Acts of the Assembly: Scripture Reading

by Ethan R. Longhenry

Until I come, devote yourself to the public reading of Scripture, to exhortation, to teaching (1 Timothy 4:13 ESV).

One of the great advancements in “Western” society over the past few centuries involves literacy rates. Whereas fewer than a quarter of the population could functionally read and write in the ancient and medieval world, well over 90% of people in America today can do so. This means that the vast majority of Americans have the capability of picking up a Bible, reading it for themselves, and coming to a basic understanding of its contents.

The ability to read and understand the Bible is a blessing, but we do well to remember that the idea that most individuals in a congregation can read the Scriptures is a modern phenomenon. For most of history most people did not come to an understanding of God’s message through sitting down and reading a Bible: instead, they heard the message of God read as part of a service, either in the Temple, a synagogue, or the assembly of Christians (Luke 4:16-191 Timothy 4:13).

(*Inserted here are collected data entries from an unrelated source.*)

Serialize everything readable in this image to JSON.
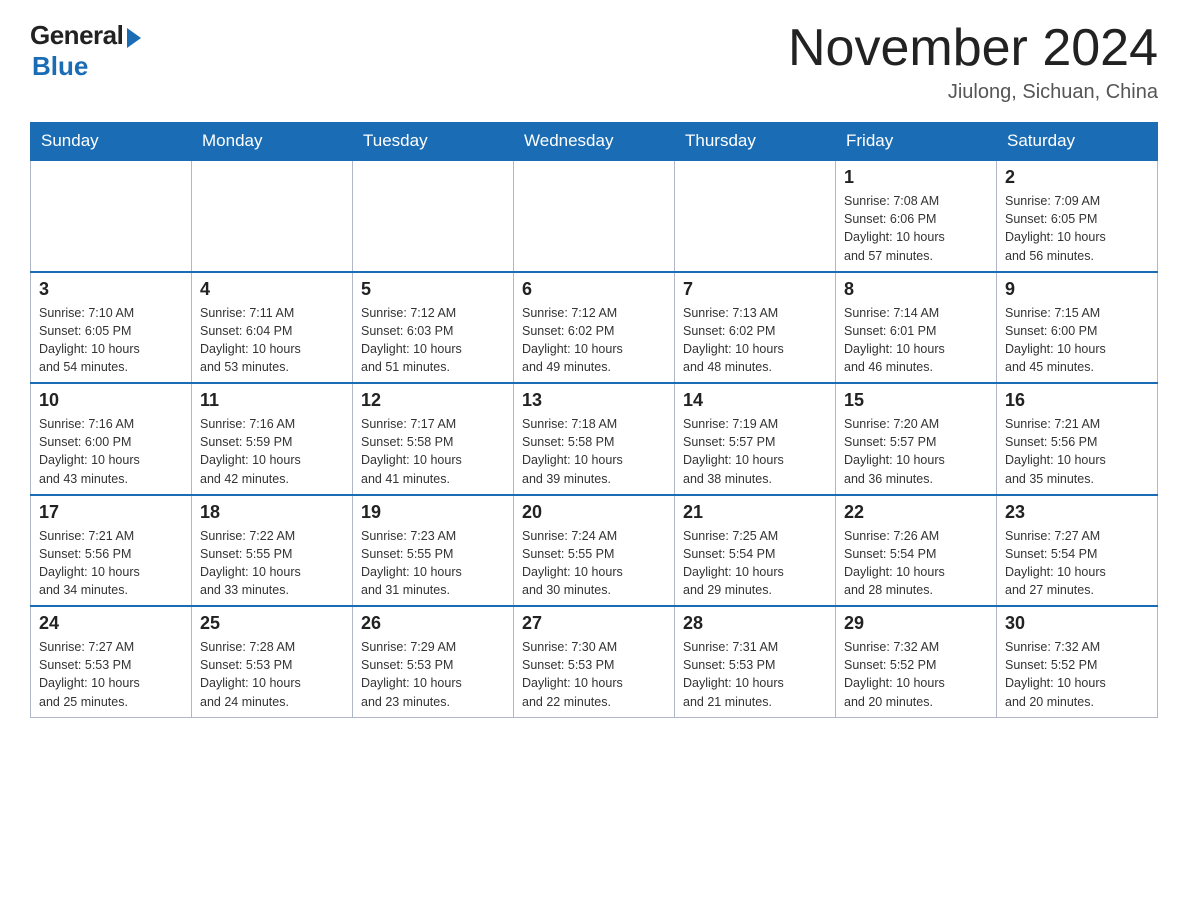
{
  "logo": {
    "general": "General",
    "blue": "Blue"
  },
  "title": {
    "month_year": "November 2024",
    "location": "Jiulong, Sichuan, China"
  },
  "days_of_week": [
    "Sunday",
    "Monday",
    "Tuesday",
    "Wednesday",
    "Thursday",
    "Friday",
    "Saturday"
  ],
  "weeks": [
    {
      "days": [
        {
          "num": "",
          "info": "",
          "empty": true
        },
        {
          "num": "",
          "info": "",
          "empty": true
        },
        {
          "num": "",
          "info": "",
          "empty": true
        },
        {
          "num": "",
          "info": "",
          "empty": true
        },
        {
          "num": "",
          "info": "",
          "empty": true
        },
        {
          "num": "1",
          "info": "Sunrise: 7:08 AM\nSunset: 6:06 PM\nDaylight: 10 hours\nand 57 minutes.",
          "empty": false
        },
        {
          "num": "2",
          "info": "Sunrise: 7:09 AM\nSunset: 6:05 PM\nDaylight: 10 hours\nand 56 minutes.",
          "empty": false
        }
      ]
    },
    {
      "days": [
        {
          "num": "3",
          "info": "Sunrise: 7:10 AM\nSunset: 6:05 PM\nDaylight: 10 hours\nand 54 minutes.",
          "empty": false
        },
        {
          "num": "4",
          "info": "Sunrise: 7:11 AM\nSunset: 6:04 PM\nDaylight: 10 hours\nand 53 minutes.",
          "empty": false
        },
        {
          "num": "5",
          "info": "Sunrise: 7:12 AM\nSunset: 6:03 PM\nDaylight: 10 hours\nand 51 minutes.",
          "empty": false
        },
        {
          "num": "6",
          "info": "Sunrise: 7:12 AM\nSunset: 6:02 PM\nDaylight: 10 hours\nand 49 minutes.",
          "empty": false
        },
        {
          "num": "7",
          "info": "Sunrise: 7:13 AM\nSunset: 6:02 PM\nDaylight: 10 hours\nand 48 minutes.",
          "empty": false
        },
        {
          "num": "8",
          "info": "Sunrise: 7:14 AM\nSunset: 6:01 PM\nDaylight: 10 hours\nand 46 minutes.",
          "empty": false
        },
        {
          "num": "9",
          "info": "Sunrise: 7:15 AM\nSunset: 6:00 PM\nDaylight: 10 hours\nand 45 minutes.",
          "empty": false
        }
      ]
    },
    {
      "days": [
        {
          "num": "10",
          "info": "Sunrise: 7:16 AM\nSunset: 6:00 PM\nDaylight: 10 hours\nand 43 minutes.",
          "empty": false
        },
        {
          "num": "11",
          "info": "Sunrise: 7:16 AM\nSunset: 5:59 PM\nDaylight: 10 hours\nand 42 minutes.",
          "empty": false
        },
        {
          "num": "12",
          "info": "Sunrise: 7:17 AM\nSunset: 5:58 PM\nDaylight: 10 hours\nand 41 minutes.",
          "empty": false
        },
        {
          "num": "13",
          "info": "Sunrise: 7:18 AM\nSunset: 5:58 PM\nDaylight: 10 hours\nand 39 minutes.",
          "empty": false
        },
        {
          "num": "14",
          "info": "Sunrise: 7:19 AM\nSunset: 5:57 PM\nDaylight: 10 hours\nand 38 minutes.",
          "empty": false
        },
        {
          "num": "15",
          "info": "Sunrise: 7:20 AM\nSunset: 5:57 PM\nDaylight: 10 hours\nand 36 minutes.",
          "empty": false
        },
        {
          "num": "16",
          "info": "Sunrise: 7:21 AM\nSunset: 5:56 PM\nDaylight: 10 hours\nand 35 minutes.",
          "empty": false
        }
      ]
    },
    {
      "days": [
        {
          "num": "17",
          "info": "Sunrise: 7:21 AM\nSunset: 5:56 PM\nDaylight: 10 hours\nand 34 minutes.",
          "empty": false
        },
        {
          "num": "18",
          "info": "Sunrise: 7:22 AM\nSunset: 5:55 PM\nDaylight: 10 hours\nand 33 minutes.",
          "empty": false
        },
        {
          "num": "19",
          "info": "Sunrise: 7:23 AM\nSunset: 5:55 PM\nDaylight: 10 hours\nand 31 minutes.",
          "empty": false
        },
        {
          "num": "20",
          "info": "Sunrise: 7:24 AM\nSunset: 5:55 PM\nDaylight: 10 hours\nand 30 minutes.",
          "empty": false
        },
        {
          "num": "21",
          "info": "Sunrise: 7:25 AM\nSunset: 5:54 PM\nDaylight: 10 hours\nand 29 minutes.",
          "empty": false
        },
        {
          "num": "22",
          "info": "Sunrise: 7:26 AM\nSunset: 5:54 PM\nDaylight: 10 hours\nand 28 minutes.",
          "empty": false
        },
        {
          "num": "23",
          "info": "Sunrise: 7:27 AM\nSunset: 5:54 PM\nDaylight: 10 hours\nand 27 minutes.",
          "empty": false
        }
      ]
    },
    {
      "days": [
        {
          "num": "24",
          "info": "Sunrise: 7:27 AM\nSunset: 5:53 PM\nDaylight: 10 hours\nand 25 minutes.",
          "empty": false
        },
        {
          "num": "25",
          "info": "Sunrise: 7:28 AM\nSunset: 5:53 PM\nDaylight: 10 hours\nand 24 minutes.",
          "empty": false
        },
        {
          "num": "26",
          "info": "Sunrise: 7:29 AM\nSunset: 5:53 PM\nDaylight: 10 hours\nand 23 minutes.",
          "empty": false
        },
        {
          "num": "27",
          "info": "Sunrise: 7:30 AM\nSunset: 5:53 PM\nDaylight: 10 hours\nand 22 minutes.",
          "empty": false
        },
        {
          "num": "28",
          "info": "Sunrise: 7:31 AM\nSunset: 5:53 PM\nDaylight: 10 hours\nand 21 minutes.",
          "empty": false
        },
        {
          "num": "29",
          "info": "Sunrise: 7:32 AM\nSunset: 5:52 PM\nDaylight: 10 hours\nand 20 minutes.",
          "empty": false
        },
        {
          "num": "30",
          "info": "Sunrise: 7:32 AM\nSunset: 5:52 PM\nDaylight: 10 hours\nand 20 minutes.",
          "empty": false
        }
      ]
    }
  ]
}
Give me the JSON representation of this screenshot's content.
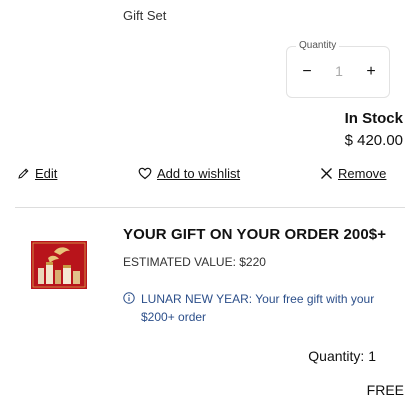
{
  "item": {
    "subtitle": "Gift Set",
    "quantity_label": "Quantity",
    "quantity_value": "1",
    "minus_glyph": "−",
    "plus_glyph": "+",
    "stock_status": "In Stock",
    "price": "$ 420.00"
  },
  "actions": {
    "edit": "Edit",
    "add_to_wishlist": "Add to wishlist",
    "remove": "Remove"
  },
  "gift": {
    "title": "YOUR GIFT ON YOUR ORDER 200$+",
    "estimated_value": "ESTIMATED VALUE: $220",
    "promo_text": "LUNAR NEW YEAR: Your free gift with your $200+ order",
    "quantity": "Quantity: 1",
    "price": "FREE",
    "promo_color": "#2c4f8a",
    "image_color": "#b8141b"
  },
  "icons": {
    "edit": "pencil-icon",
    "wishlist": "heart-icon",
    "remove": "close-icon",
    "promo": "info-icon"
  }
}
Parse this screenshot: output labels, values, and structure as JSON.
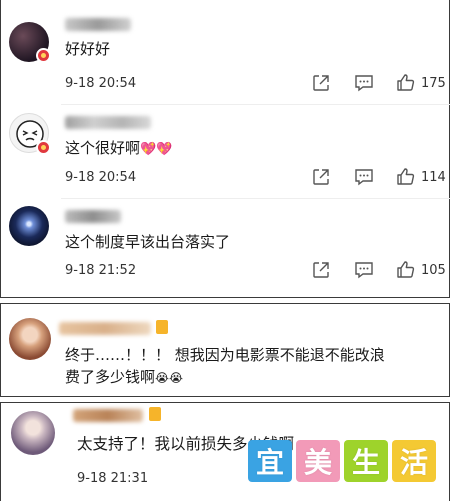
{
  "comments": [
    {
      "text": "好好好",
      "time": "9-18 20:54",
      "likes": "175"
    },
    {
      "text": "这个很好啊",
      "emoji": "💖💖",
      "time": "9-18 20:54",
      "likes": "114"
    },
    {
      "text": "这个制度早该出台落实了",
      "time": "9-18 21:52",
      "likes": "105"
    },
    {
      "text_line1": "终于……！！！ 想我因为电影票不能退不能改浪",
      "text_line2": "费了多少钱啊",
      "emoji": "😭😭"
    },
    {
      "text": "太支持了！我以前损失多少钱啊",
      "time": "9-18 21:31"
    }
  ],
  "watermark": {
    "chars": [
      "宜",
      "美",
      "生",
      "活"
    ]
  },
  "icons": {
    "share": "share-icon",
    "comment": "comment-icon",
    "like": "thumbs-up-icon"
  }
}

It is for this reason that Paul encourages Timothy to devote himself to the “reading of Scripture” in 1 Timothy 4:13. Paul does not have in mind some concept of private study with texts with Timothy quietly reading to himself; instead, just as Timothy is to devote himself to preaching (exhortation) and teaching, he is also to devote himself to the reading of the Scriptures before those in the congregation with which he labors.

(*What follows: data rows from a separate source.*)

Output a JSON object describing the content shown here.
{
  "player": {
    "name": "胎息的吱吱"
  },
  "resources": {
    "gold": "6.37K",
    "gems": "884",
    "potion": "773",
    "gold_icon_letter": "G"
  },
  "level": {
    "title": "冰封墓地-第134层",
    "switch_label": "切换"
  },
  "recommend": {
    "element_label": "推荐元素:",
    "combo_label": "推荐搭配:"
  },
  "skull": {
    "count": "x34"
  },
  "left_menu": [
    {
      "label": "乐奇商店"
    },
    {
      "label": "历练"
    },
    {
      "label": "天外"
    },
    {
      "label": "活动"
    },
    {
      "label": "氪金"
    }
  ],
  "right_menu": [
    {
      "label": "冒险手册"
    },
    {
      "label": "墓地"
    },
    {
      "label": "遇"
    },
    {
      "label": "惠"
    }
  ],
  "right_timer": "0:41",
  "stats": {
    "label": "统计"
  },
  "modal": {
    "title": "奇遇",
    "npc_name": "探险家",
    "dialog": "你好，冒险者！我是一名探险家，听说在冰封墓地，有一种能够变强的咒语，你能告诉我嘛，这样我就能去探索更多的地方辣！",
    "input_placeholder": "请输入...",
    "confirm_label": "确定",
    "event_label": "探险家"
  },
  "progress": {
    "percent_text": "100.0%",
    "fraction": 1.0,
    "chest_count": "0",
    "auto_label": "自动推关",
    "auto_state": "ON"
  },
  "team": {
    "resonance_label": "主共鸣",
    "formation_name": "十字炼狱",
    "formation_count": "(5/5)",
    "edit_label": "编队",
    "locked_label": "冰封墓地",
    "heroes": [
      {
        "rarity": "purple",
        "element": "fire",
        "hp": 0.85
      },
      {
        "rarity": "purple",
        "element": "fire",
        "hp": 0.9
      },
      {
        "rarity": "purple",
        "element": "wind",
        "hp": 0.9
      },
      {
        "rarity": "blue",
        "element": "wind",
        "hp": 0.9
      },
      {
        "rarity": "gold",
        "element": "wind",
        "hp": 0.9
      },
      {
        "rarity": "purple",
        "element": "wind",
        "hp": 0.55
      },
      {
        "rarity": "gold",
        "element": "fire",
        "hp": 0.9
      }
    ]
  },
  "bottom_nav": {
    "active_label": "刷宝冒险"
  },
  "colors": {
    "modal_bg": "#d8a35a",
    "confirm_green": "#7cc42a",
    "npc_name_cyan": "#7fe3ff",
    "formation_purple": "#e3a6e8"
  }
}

Devotion to the public reading of Scripture may seem strange to modern eyes, since listeners of Scripture readings today can compare what they hear with what they see written in the Bible. Yet when most of the members of a congregation are illiterate, and especially in a situation in which a congregation is most fortunate if they even possess one full set of scrolls of the Bible, the only experience many will have of the Bible comes through its public reading. If a reader misspeaks or is careless with his reading, the listeners may well be led astray or maintain false impressions regarding what the Scriptures teach since they have no other means by which to come to an understanding of what God has said. If people were going to understand God’s Word accurately, those who read the Scriptures in the assembly needed to devote themselves diligently to the task.

One might wonder why the reading of Scripture in the assembly would still be useful when everyone in the congregation is able to read. Its role has certainly diminished over the past few generations; these days it often becomes the means by which to highlight the main passage of the lesson. Nevertheless, the public reading of Scripture maintains value even in a literate age. Even if people can read the Scriptures, few do with any regularity. Even if we frequently read Scripture, hearing it read may provide a complementary way of understanding the text, and we may notice something we might have missed in reading.

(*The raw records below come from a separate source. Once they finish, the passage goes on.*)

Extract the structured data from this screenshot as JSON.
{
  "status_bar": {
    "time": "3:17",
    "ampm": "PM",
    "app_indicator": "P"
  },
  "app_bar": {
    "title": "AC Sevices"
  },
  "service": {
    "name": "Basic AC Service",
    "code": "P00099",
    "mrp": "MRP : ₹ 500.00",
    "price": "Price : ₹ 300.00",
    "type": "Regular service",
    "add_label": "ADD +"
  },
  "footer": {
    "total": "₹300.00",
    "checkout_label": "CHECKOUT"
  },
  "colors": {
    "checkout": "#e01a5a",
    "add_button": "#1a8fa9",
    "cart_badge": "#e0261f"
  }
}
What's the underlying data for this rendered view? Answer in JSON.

God’s message was always meant to be heard and spoken: such is how the present connects with the past. The prophets and the Apostles may have died thousands of years ago, but we can hear their words spoken to us just as they were first proclaimed so long ago. Yet this connection can only take place when the Scriptures are read like they were originally spoken, with inflection and emotion along with the words. A dramatic reading of Scripture, based on good study of the message, with proper emphasis and appropriate emotion, can bring God’s Word to life. Rushed, careless, flippant, or lifeless reading may quench what the Spirit seeks to accomplish with His Word and does not reflect a healthy respect for God’s message (cf. 1 Thessalonians 5:191 Peter 4:11).

The public reading of Scripture in the assembly provides Christians with the opportunity to experience the pure and living Word of God without additional commentary (cf. Hebrews 4:12). We do well to speak God’s words to one another even if most of us can read it on our own. Let us devote ourselves to the public reading of Scripture in our assemblies and thus glorify and honor God in Christ!